Different brain regions exhibit differing sensitivities to ischemia/excitotoxicity. Whether these differences are due to perfusion or intrinsic factors has not been established. Herein, we found no apparent association between sensitivity to ischemia/excitotoxicity and the level of expression or basal phosphorylation of calcium/calmodulin-stimulated protein kinase II (αCaMKII) or glutamate receptors. However, we demonstrated significant differences in CaMKII-mediated responses after ischemia/excitotoxic stimulation in striatum and cortex. In vivo ischemia and in vitro excitotoxic stimulation produced more rapid phosphorylation of Thr253-αCaMKII in striatum compared with cortex, but equal rates of Thr286-αCaMKII phosphorylation. Phosphorylation by CaMKII of Ser831-GluA1 and Ser1303-GluN2B occurred more rapidly in striatum than in cortex after either stimulus. The differences between brain regions in CaMKII activation and its effects were not accounted for by differences in the expression of αCaMKII, glutamate receptors, or density of synapses. These results implicate intrinsic tissue differences in Thr253-αCaMKII phosphorylation in the differential sensitivities of brain regions to ischemia/excitotoxicity.

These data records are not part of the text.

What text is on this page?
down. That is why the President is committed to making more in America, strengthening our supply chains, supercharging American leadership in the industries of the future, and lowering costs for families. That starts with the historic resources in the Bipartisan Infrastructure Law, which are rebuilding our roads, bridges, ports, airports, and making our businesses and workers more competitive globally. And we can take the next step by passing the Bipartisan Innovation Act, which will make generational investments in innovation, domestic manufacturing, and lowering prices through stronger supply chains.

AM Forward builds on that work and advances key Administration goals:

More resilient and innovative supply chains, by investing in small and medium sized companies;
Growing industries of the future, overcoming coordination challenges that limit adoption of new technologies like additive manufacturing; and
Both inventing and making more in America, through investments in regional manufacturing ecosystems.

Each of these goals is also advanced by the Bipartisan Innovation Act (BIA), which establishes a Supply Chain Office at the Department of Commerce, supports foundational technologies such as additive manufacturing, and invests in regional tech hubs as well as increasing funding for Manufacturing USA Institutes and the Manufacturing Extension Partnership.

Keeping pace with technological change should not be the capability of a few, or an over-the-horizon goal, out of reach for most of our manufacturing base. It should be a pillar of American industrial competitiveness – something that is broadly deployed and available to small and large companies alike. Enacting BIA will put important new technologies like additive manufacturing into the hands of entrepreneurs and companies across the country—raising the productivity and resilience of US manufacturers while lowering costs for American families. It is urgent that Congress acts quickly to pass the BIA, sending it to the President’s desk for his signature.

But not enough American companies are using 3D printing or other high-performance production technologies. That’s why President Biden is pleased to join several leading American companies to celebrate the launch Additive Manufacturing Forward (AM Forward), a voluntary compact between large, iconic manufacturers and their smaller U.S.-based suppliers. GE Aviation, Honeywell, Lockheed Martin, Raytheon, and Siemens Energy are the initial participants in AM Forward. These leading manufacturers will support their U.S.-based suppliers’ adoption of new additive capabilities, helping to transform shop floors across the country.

不同的脑区对缺血/兴奋毒性表现出不同的敏感性。这些差异是由于灌注还是内在因素造成的尚未确定。在此,我们发现缺血/兴奋毒性敏感性与钙/钙调蛋白刺激蛋白激酶 II(αCaMKII)或谷氨酸受体的表达或基础磷酸化水平之间没有明显的关联。然而,我们在纹状体和皮质的缺血/兴奋刺激后证明了 CaMKII 介导的反应存在显著差异。体内缺血和体外兴奋毒性刺激导致纹状体中 Thr253-αCaMKII 的磷酸化比皮质更快,但 Thr286-αCaMKII 的磷酸化速率相同。在两种刺激后,CaMKII 对 Ser831-GluA1 和 Ser1303-GluN2B 的磷酸化在纹状体比在皮质更快发生。脑区之间 CaMKII 激活及其作用的差异不能用 αCaMKII、谷氨酸受体或突触密度的差异来解释。这些结果表明,脑区对缺血/兴奋毒性敏感性的差异与 Thr253-αCaMKII 磷酸化的内在组织差异有关。